MEC uses down that meets the Responsible Down Standard for all our sleeping bags and jackets. Down is harvested from ducks and geese that are being prepared for sale as food.To ensure the birds are ethically treated and no live plucking or force feeding occurs, third party auditors use a traceable system to verify that animal welfare standards are being met throughout our supply chain. We pay a premium to buy down only from certified locations whose down supply can be traced.

Shape and construction

The shape of a bag significantly affects its warmth, how heavy it is and how small you can pack it. The length you choose should correspond with your height. Having a few extra inches is fine, but if your bag is considerably longer than you, you’ll have unused space to heat and you’ll feel colder as a result. You can use spare, dry clothing to fill gaps around your body if you’ve borrowed or rented a bag that turns out to be too big.

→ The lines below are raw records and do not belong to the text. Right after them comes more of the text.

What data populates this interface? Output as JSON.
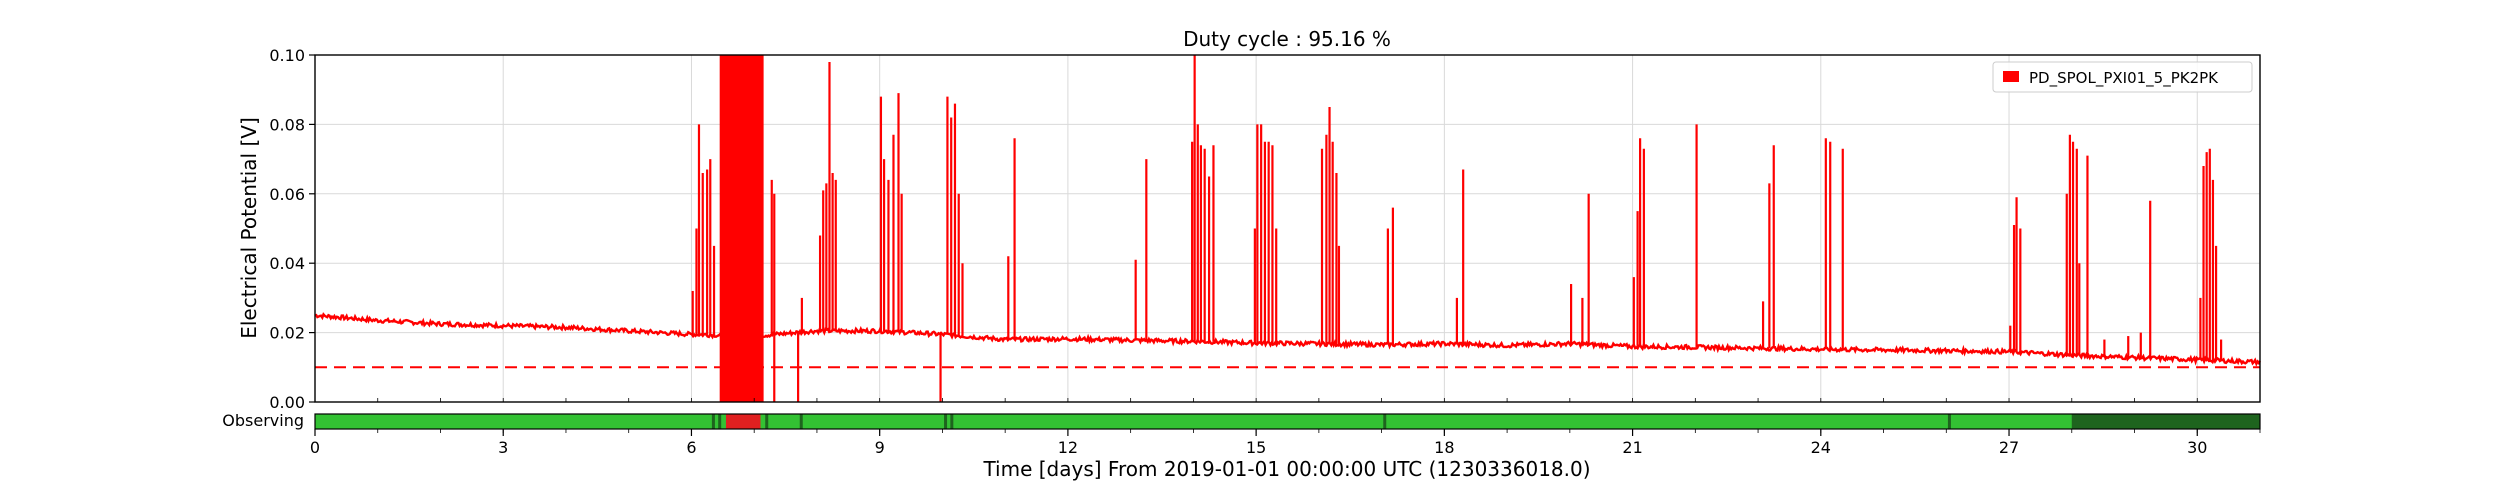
{
  "chart_data": {
    "type": "line",
    "title": "Duty cycle : 95.16 %",
    "xlabel": "Time [days] From 2019-01-01 00:00:00 UTC (1230336018.0)",
    "ylabel": "Electrical Potential [V]",
    "xlim": [
      0,
      31
    ],
    "ylim": [
      0,
      0.1
    ],
    "xticks": [
      "0",
      "3",
      "6",
      "9",
      "12",
      "15",
      "18",
      "21",
      "24",
      "27",
      "30"
    ],
    "yticks": [
      "0.00",
      "0.02",
      "0.04",
      "0.06",
      "0.08",
      "0.10"
    ],
    "grid": true,
    "legend_position": "top-right",
    "series": [
      {
        "name": "PD_SPOL_PXI01_5_PK2PK",
        "color": "#ff0000",
        "baseline": [
          [
            0,
            0.025
          ],
          [
            1,
            0.0235
          ],
          [
            2,
            0.0225
          ],
          [
            3,
            0.022
          ],
          [
            4,
            0.0215
          ],
          [
            5,
            0.0205
          ],
          [
            6,
            0.0195
          ],
          [
            7,
            0.019
          ],
          [
            8,
            0.0205
          ],
          [
            9,
            0.0205
          ],
          [
            10,
            0.0195
          ],
          [
            11,
            0.018
          ],
          [
            12,
            0.0182
          ],
          [
            13,
            0.0178
          ],
          [
            14,
            0.0175
          ],
          [
            15,
            0.017
          ],
          [
            16,
            0.0168
          ],
          [
            17,
            0.0165
          ],
          [
            18,
            0.0168
          ],
          [
            19,
            0.0163
          ],
          [
            20,
            0.0168
          ],
          [
            21,
            0.016
          ],
          [
            22,
            0.0158
          ],
          [
            23,
            0.0155
          ],
          [
            24,
            0.0152
          ],
          [
            25,
            0.015
          ],
          [
            26,
            0.0148
          ],
          [
            27,
            0.0145
          ],
          [
            28,
            0.0135
          ],
          [
            29,
            0.0128
          ],
          [
            30,
            0.0122
          ],
          [
            31,
            0.0115
          ]
        ],
        "spikes": [
          [
            6.02,
            0.032
          ],
          [
            6.08,
            0.05
          ],
          [
            6.12,
            0.08
          ],
          [
            6.18,
            0.066
          ],
          [
            6.25,
            0.067
          ],
          [
            6.3,
            0.07
          ],
          [
            6.36,
            0.045
          ],
          [
            7.28,
            0.064
          ],
          [
            7.32,
            0.06
          ],
          [
            7.76,
            0.03
          ],
          [
            8.05,
            0.048
          ],
          [
            8.1,
            0.061
          ],
          [
            8.15,
            0.063
          ],
          [
            8.2,
            0.098
          ],
          [
            8.25,
            0.066
          ],
          [
            8.3,
            0.064
          ],
          [
            9.02,
            0.088
          ],
          [
            9.07,
            0.07
          ],
          [
            9.14,
            0.064
          ],
          [
            9.22,
            0.077
          ],
          [
            9.3,
            0.089
          ],
          [
            9.35,
            0.06
          ],
          [
            10.08,
            0.088
          ],
          [
            10.14,
            0.082
          ],
          [
            10.2,
            0.086
          ],
          [
            10.26,
            0.06
          ],
          [
            10.32,
            0.04
          ],
          [
            11.05,
            0.042
          ],
          [
            11.15,
            0.076
          ],
          [
            13.08,
            0.041
          ],
          [
            13.25,
            0.07
          ],
          [
            13.98,
            0.075
          ],
          [
            14.02,
            0.1
          ],
          [
            14.07,
            0.08
          ],
          [
            14.12,
            0.074
          ],
          [
            14.18,
            0.073
          ],
          [
            14.25,
            0.065
          ],
          [
            14.32,
            0.074
          ],
          [
            14.98,
            0.05
          ],
          [
            15.02,
            0.08
          ],
          [
            15.08,
            0.08
          ],
          [
            15.14,
            0.075
          ],
          [
            15.2,
            0.075
          ],
          [
            15.26,
            0.074
          ],
          [
            15.32,
            0.05
          ],
          [
            16.05,
            0.073
          ],
          [
            16.12,
            0.077
          ],
          [
            16.17,
            0.085
          ],
          [
            16.22,
            0.075
          ],
          [
            16.28,
            0.066
          ],
          [
            16.32,
            0.045
          ],
          [
            17.1,
            0.05
          ],
          [
            17.18,
            0.056
          ],
          [
            18.2,
            0.03
          ],
          [
            18.3,
            0.067
          ],
          [
            20.02,
            0.034
          ],
          [
            20.2,
            0.03
          ],
          [
            20.3,
            0.06
          ],
          [
            21.02,
            0.036
          ],
          [
            21.08,
            0.055
          ],
          [
            21.12,
            0.076
          ],
          [
            21.18,
            0.073
          ],
          [
            22.02,
            0.08
          ],
          [
            23.08,
            0.029
          ],
          [
            23.18,
            0.063
          ],
          [
            23.25,
            0.074
          ],
          [
            24.08,
            0.076
          ],
          [
            24.15,
            0.075
          ],
          [
            24.35,
            0.073
          ],
          [
            27.02,
            0.022
          ],
          [
            27.08,
            0.051
          ],
          [
            27.12,
            0.059
          ],
          [
            27.18,
            0.05
          ],
          [
            27.92,
            0.06
          ],
          [
            27.97,
            0.077
          ],
          [
            28.02,
            0.075
          ],
          [
            28.08,
            0.073
          ],
          [
            28.12,
            0.04
          ],
          [
            28.25,
            0.071
          ],
          [
            28.52,
            0.018
          ],
          [
            28.9,
            0.019
          ],
          [
            29.1,
            0.02
          ],
          [
            29.25,
            0.058
          ],
          [
            30.05,
            0.03
          ],
          [
            30.1,
            0.068
          ],
          [
            30.15,
            0.072
          ],
          [
            30.2,
            0.073
          ],
          [
            30.25,
            0.064
          ],
          [
            30.3,
            0.045
          ],
          [
            30.38,
            0.018
          ]
        ],
        "saturated_interval": [
          6.45,
          7.15
        ],
        "dropouts": [
          [
            7.32,
            0.0
          ],
          [
            7.7,
            0.0
          ],
          [
            9.97,
            0.0
          ]
        ]
      },
      {
        "style": "dashed",
        "color": "#ff0000",
        "y": 0.01
      }
    ],
    "state_bar": {
      "label": "Observing",
      "color_on": "#33c233",
      "color_dark": "#1e641e",
      "color_off": "#e02020",
      "off_intervals": [
        [
          6.55,
          7.1
        ]
      ],
      "dark_intervals": [
        [
          28.0,
          31.0
        ]
      ],
      "dark_markers": [
        6.35,
        6.45,
        7.2,
        7.75,
        10.05,
        10.15,
        17.05,
        26.05,
        28.8,
        29.35,
        30.05,
        30.25
      ]
    }
  }
}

Women’s bags are usually sized slightly shorter than men’s or unisex bags. They are also cut narrower through the shoulders and wider through the hips. Often they have extra insulation in areas where women tend to feel the cold, in the footbox and around the upper body.

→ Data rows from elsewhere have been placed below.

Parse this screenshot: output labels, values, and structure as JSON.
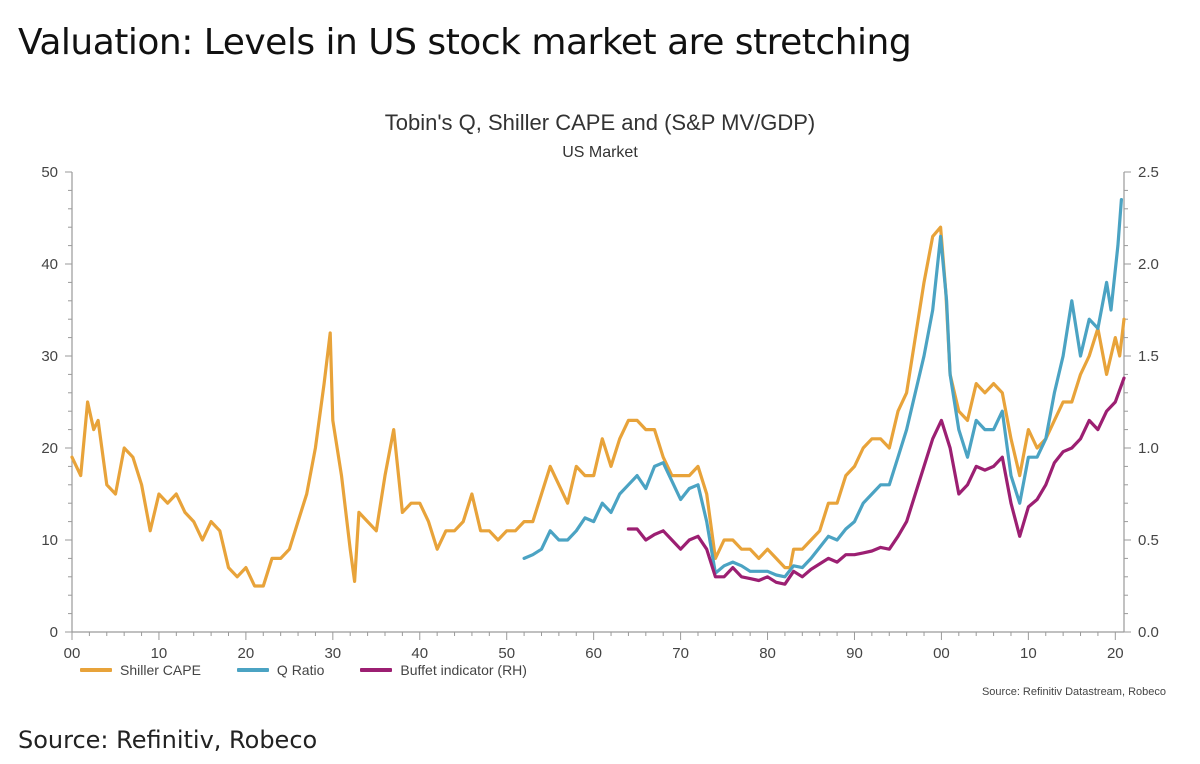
{
  "slide": {
    "title": "Valuation: Levels in US stock market are stretching",
    "source": "Source: Refinitiv, Robeco"
  },
  "colors": {
    "cape": "#E8A33A",
    "q_ratio": "#4BA3C3",
    "buffet": "#9C1F72",
    "axis": "#9a9a9a"
  },
  "chart_data": {
    "type": "line",
    "title": "Tobin's Q, Shiller CAPE and (S&P MV/GDP)",
    "subtitle": "US Market",
    "source_note": "Source: Refinitiv Datastream, Robeco",
    "x_ticks": [
      "00",
      "10",
      "20",
      "30",
      "40",
      "50",
      "60",
      "70",
      "80",
      "90",
      "00",
      "10",
      "20"
    ],
    "xlim": [
      1900,
      2021
    ],
    "ylim_left": [
      0,
      50
    ],
    "ylim_right": [
      0,
      2.5
    ],
    "y_ticks_left": [
      "0",
      "10",
      "20",
      "30",
      "40",
      "50"
    ],
    "y_ticks_right": [
      "0.0",
      "0.5",
      "1.0",
      "1.5",
      "2.0",
      "2.5"
    ],
    "legend_position": "bottom-left",
    "series": [
      {
        "name": "Shiller CAPE",
        "axis": "left",
        "x": [
          1900,
          1901,
          1901.8,
          1902.5,
          1903,
          1904,
          1905,
          1906,
          1907,
          1908,
          1909,
          1910,
          1911,
          1912,
          1913,
          1914,
          1915,
          1916,
          1917,
          1918,
          1919,
          1920,
          1921,
          1922,
          1923,
          1924,
          1925,
          1926,
          1927,
          1928,
          1929,
          1929.7,
          1930,
          1931,
          1932,
          1932.5,
          1933,
          1934,
          1935,
          1936,
          1937,
          1938,
          1939,
          1940,
          1941,
          1942,
          1943,
          1944,
          1945,
          1946,
          1947,
          1948,
          1949,
          1950,
          1951,
          1952,
          1953,
          1954,
          1955,
          1956,
          1957,
          1958,
          1959,
          1960,
          1961,
          1962,
          1963,
          1964,
          1965,
          1966,
          1967,
          1968,
          1969,
          1970,
          1971,
          1972,
          1973,
          1974,
          1975,
          1976,
          1977,
          1978,
          1979,
          1980,
          1981,
          1982,
          1982.6,
          1983,
          1984,
          1985,
          1986,
          1987,
          1988,
          1989,
          1990,
          1991,
          1992,
          1993,
          1994,
          1995,
          1996,
          1997,
          1998,
          1999,
          1999.9,
          2000.5,
          2001,
          2002,
          2003,
          2004,
          2005,
          2006,
          2007,
          2008,
          2009,
          2010,
          2011,
          2012,
          2013,
          2014,
          2015,
          2016,
          2017,
          2018,
          2019,
          2020,
          2020.5,
          2021
        ],
        "values": [
          19,
          17,
          25,
          22,
          23,
          16,
          15,
          20,
          19,
          16,
          11,
          15,
          14,
          15,
          13,
          12,
          10,
          12,
          11,
          7,
          6,
          7,
          5,
          5,
          8,
          8,
          9,
          12,
          15,
          20,
          27,
          32.5,
          23,
          17,
          9,
          5.5,
          13,
          12,
          11,
          17,
          22,
          13,
          14,
          14,
          12,
          9,
          11,
          11,
          12,
          15,
          11,
          11,
          10,
          11,
          11,
          12,
          12,
          15,
          18,
          16,
          14,
          18,
          17,
          17,
          21,
          18,
          21,
          23,
          23,
          22,
          22,
          19,
          17,
          17,
          17,
          18,
          15,
          8,
          10,
          10,
          9,
          9,
          8,
          9,
          8,
          7,
          7,
          9,
          9,
          10,
          11,
          14,
          14,
          17,
          18,
          20,
          21,
          21,
          20,
          24,
          26,
          32,
          38,
          43,
          44,
          37,
          28,
          24,
          23,
          27,
          26,
          27,
          26,
          21,
          17,
          22,
          20,
          21,
          23,
          25,
          25,
          28,
          30,
          33,
          28,
          32,
          30,
          34
        ]
      },
      {
        "name": "Q Ratio",
        "axis": "right",
        "x": [
          1952,
          1953,
          1954,
          1955,
          1956,
          1957,
          1958,
          1959,
          1960,
          1961,
          1962,
          1963,
          1964,
          1965,
          1966,
          1967,
          1968,
          1969,
          1970,
          1971,
          1972,
          1973,
          1974,
          1975,
          1976,
          1977,
          1978,
          1979,
          1980,
          1981,
          1982,
          1983,
          1984,
          1985,
          1986,
          1987,
          1988,
          1989,
          1990,
          1991,
          1992,
          1993,
          1994,
          1995,
          1996,
          1997,
          1998,
          1999,
          1999.9,
          2000.6,
          2001,
          2002,
          2003,
          2004,
          2005,
          2006,
          2007,
          2008,
          2009,
          2010,
          2011,
          2012,
          2013,
          2014,
          2015,
          2016,
          2017,
          2018,
          2019,
          2019.5,
          2020.3,
          2020.7
        ],
        "values": [
          0.4,
          0.42,
          0.45,
          0.55,
          0.5,
          0.5,
          0.55,
          0.62,
          0.6,
          0.7,
          0.65,
          0.75,
          0.8,
          0.85,
          0.78,
          0.9,
          0.92,
          0.82,
          0.72,
          0.78,
          0.8,
          0.6,
          0.32,
          0.36,
          0.38,
          0.36,
          0.33,
          0.33,
          0.33,
          0.31,
          0.3,
          0.36,
          0.35,
          0.4,
          0.46,
          0.52,
          0.5,
          0.56,
          0.6,
          0.7,
          0.75,
          0.8,
          0.8,
          0.95,
          1.1,
          1.3,
          1.5,
          1.75,
          2.15,
          1.8,
          1.4,
          1.1,
          0.95,
          1.15,
          1.1,
          1.1,
          1.2,
          0.85,
          0.7,
          0.95,
          0.95,
          1.05,
          1.3,
          1.5,
          1.8,
          1.5,
          1.7,
          1.65,
          1.9,
          1.75,
          2.1,
          2.35
        ]
      },
      {
        "name": "Buffet indicator (RH)",
        "axis": "right",
        "x": [
          1964,
          1965,
          1966,
          1967,
          1968,
          1969,
          1970,
          1971,
          1972,
          1973,
          1974,
          1975,
          1976,
          1977,
          1978,
          1979,
          1980,
          1981,
          1982,
          1983,
          1984,
          1985,
          1986,
          1987,
          1988,
          1989,
          1990,
          1991,
          1992,
          1993,
          1994,
          1995,
          1996,
          1997,
          1998,
          1999,
          2000,
          2001,
          2002,
          2003,
          2004,
          2005,
          2006,
          2007,
          2008,
          2009,
          2010,
          2011,
          2012,
          2013,
          2014,
          2015,
          2016,
          2017,
          2018,
          2019,
          2020,
          2021
        ],
        "values": [
          0.56,
          0.56,
          0.5,
          0.53,
          0.55,
          0.5,
          0.45,
          0.5,
          0.52,
          0.45,
          0.3,
          0.3,
          0.35,
          0.3,
          0.29,
          0.28,
          0.3,
          0.27,
          0.26,
          0.33,
          0.3,
          0.34,
          0.37,
          0.4,
          0.38,
          0.42,
          0.42,
          0.43,
          0.44,
          0.46,
          0.45,
          0.52,
          0.6,
          0.75,
          0.9,
          1.05,
          1.15,
          1.0,
          0.75,
          0.8,
          0.9,
          0.88,
          0.9,
          0.95,
          0.7,
          0.52,
          0.68,
          0.72,
          0.8,
          0.92,
          0.98,
          1.0,
          1.05,
          1.15,
          1.1,
          1.2,
          1.25,
          1.38
        ]
      }
    ]
  }
}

Mummy bags are designed to save weight and maximize heat retention. The tapered, narrow shape reduces the space inside the bag that your body has to hear. Most have an integrated hood that you can cinch closed over your head to keep heat inside. They offer superior warmth to weight than a roomier bag. However, some people find them too constricting to get a good night’s sleep.

  • Lightest weight
  • Smallest packed size
  • Most thermally efficient shape


A more relaxed shape than a mummy bag, they are more spacious and may or may not have a hood attached. They are a good, middle-way compromise if you like to sprawl a bit when you sleep, but still want a light, compact bag.

  • Heavier
  • Less compressible
  • Less thermally efficient than a mummy bag


Great for warm weather, a rectangular shape is the roomiest option, but the shape creates additional space inside that bag that your body has to heat so they are not as efficient as narrower bags. They are best for car camping and for sleeping out when the temperature stays above zero.

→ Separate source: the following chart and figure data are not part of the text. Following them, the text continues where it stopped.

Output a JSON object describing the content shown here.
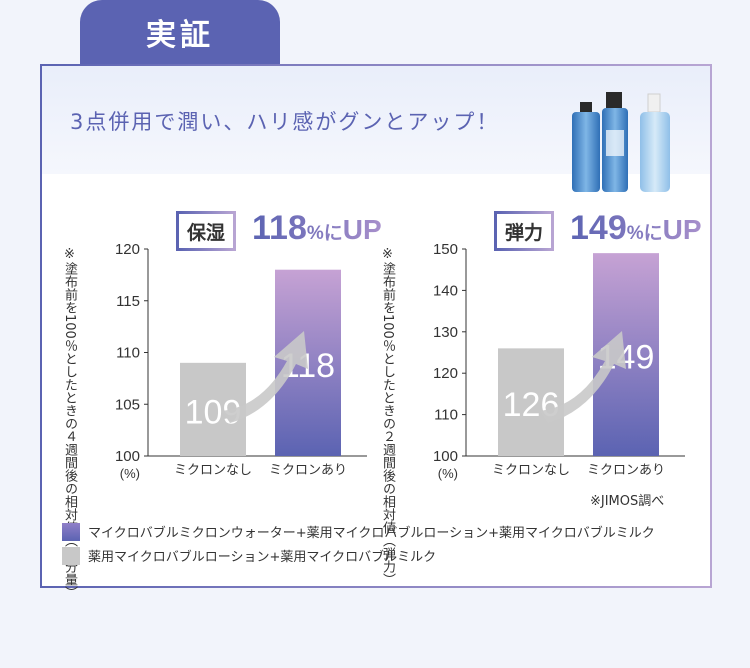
{
  "tab_label": "実証",
  "headline": "3点併用で潤い、ハリ感がグンとアップ！",
  "colors": {
    "accent": "#5b63b2",
    "accent_light": "#b8a5d3",
    "bar_gray": "#c8c8c8"
  },
  "product_image": "three-skincare-bottles",
  "charts": [
    {
      "badge": "保湿",
      "result_value": "118",
      "result_unit": "%",
      "result_suffix": "に",
      "result_up": "UP",
      "y_note": "※塗布前を100％としたときの４週間後の相対値（水分量）",
      "y_unit": "(%)"
    },
    {
      "badge": "弾力",
      "result_value": "149",
      "result_unit": "%",
      "result_suffix": "に",
      "result_up": "UP",
      "y_note": "※塗布前を100％としたときの２週間後の相対値（弾力）",
      "y_unit": "(%)"
    }
  ],
  "chart_data": [
    {
      "type": "bar",
      "categories": [
        "ミクロンなし",
        "ミクロンあり"
      ],
      "values": [
        109,
        118
      ],
      "ylim": [
        100,
        120
      ],
      "yticks": [
        100,
        105,
        110,
        115,
        120
      ],
      "title": "",
      "xlabel": "",
      "ylabel": "※塗布前を100％としたときの４週間後の相対値（水分量）"
    },
    {
      "type": "bar",
      "categories": [
        "ミクロンなし",
        "ミクロンあり"
      ],
      "values": [
        126,
        149
      ],
      "ylim": [
        100,
        150
      ],
      "yticks": [
        100,
        110,
        120,
        130,
        140,
        150
      ],
      "title": "",
      "xlabel": "",
      "ylabel": "※塗布前を100％としたときの２週間後の相対値（弾力）"
    }
  ],
  "footnote": "※JIMOS調べ",
  "legend": [
    {
      "color": "#6a62b8",
      "label": "マイクロバブルミクロンウォーター+薬用マイクロバブルローション+薬用マイクロバブルミルク"
    },
    {
      "color": "#c8c8c8",
      "label": "薬用マイクロバブルローション+薬用マイクロバブルミルク"
    }
  ]
}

  • Least thermally efficient
  • Roomy and can be opened as a comforter
  • Heavy and not very compressible
  • Easy to zip two bags together

Loft and volume

These are industry standard measurements that allow you to reliably compare sleeping bags. Loft is a measure of how puffy a sleeping bag is. If two bags have the same fill type, features and shape, the one with the higher loft will be warmer. Volume is a measurement of how small the bag is after it’s been stuffed into a standard sized cylinder with a standard amount of pressure. You might be able to pack your bag smaller than this standard, but if you do, make sure to shake it out well and give it time to regain its loft before you go to sleep.

Sleeping systems

Using a sleeping pad is key to having a warm, comfortable night out, without one, heat is drawn away by the cold ground and the bag’s performance is compromised. Temperature ratings assume you’re using a pad. If you camp out frequently and encounter a wide range of conditions, it might make sense to buy a lighter sleeping bag and add a thicker sleeping pad, combine two pads, use a bag liner, or add an overbag to extend the comfort range. Read more about Choosing a sleeping pad


A sleeping bag liner is a great way to make your sleep more comfortable. They can add a couple of degrees or warmth, but most are designed to wick moisture and keep your sleeping bag clean. A vapour barrier liner is a specialized piece of gear, used in below-freezing temperatures to move the condensation point outward so moisture doesn’t accumulate within the bag itself. They are particularly useful for extended trips when it’s difficult to dry gear thoroughly.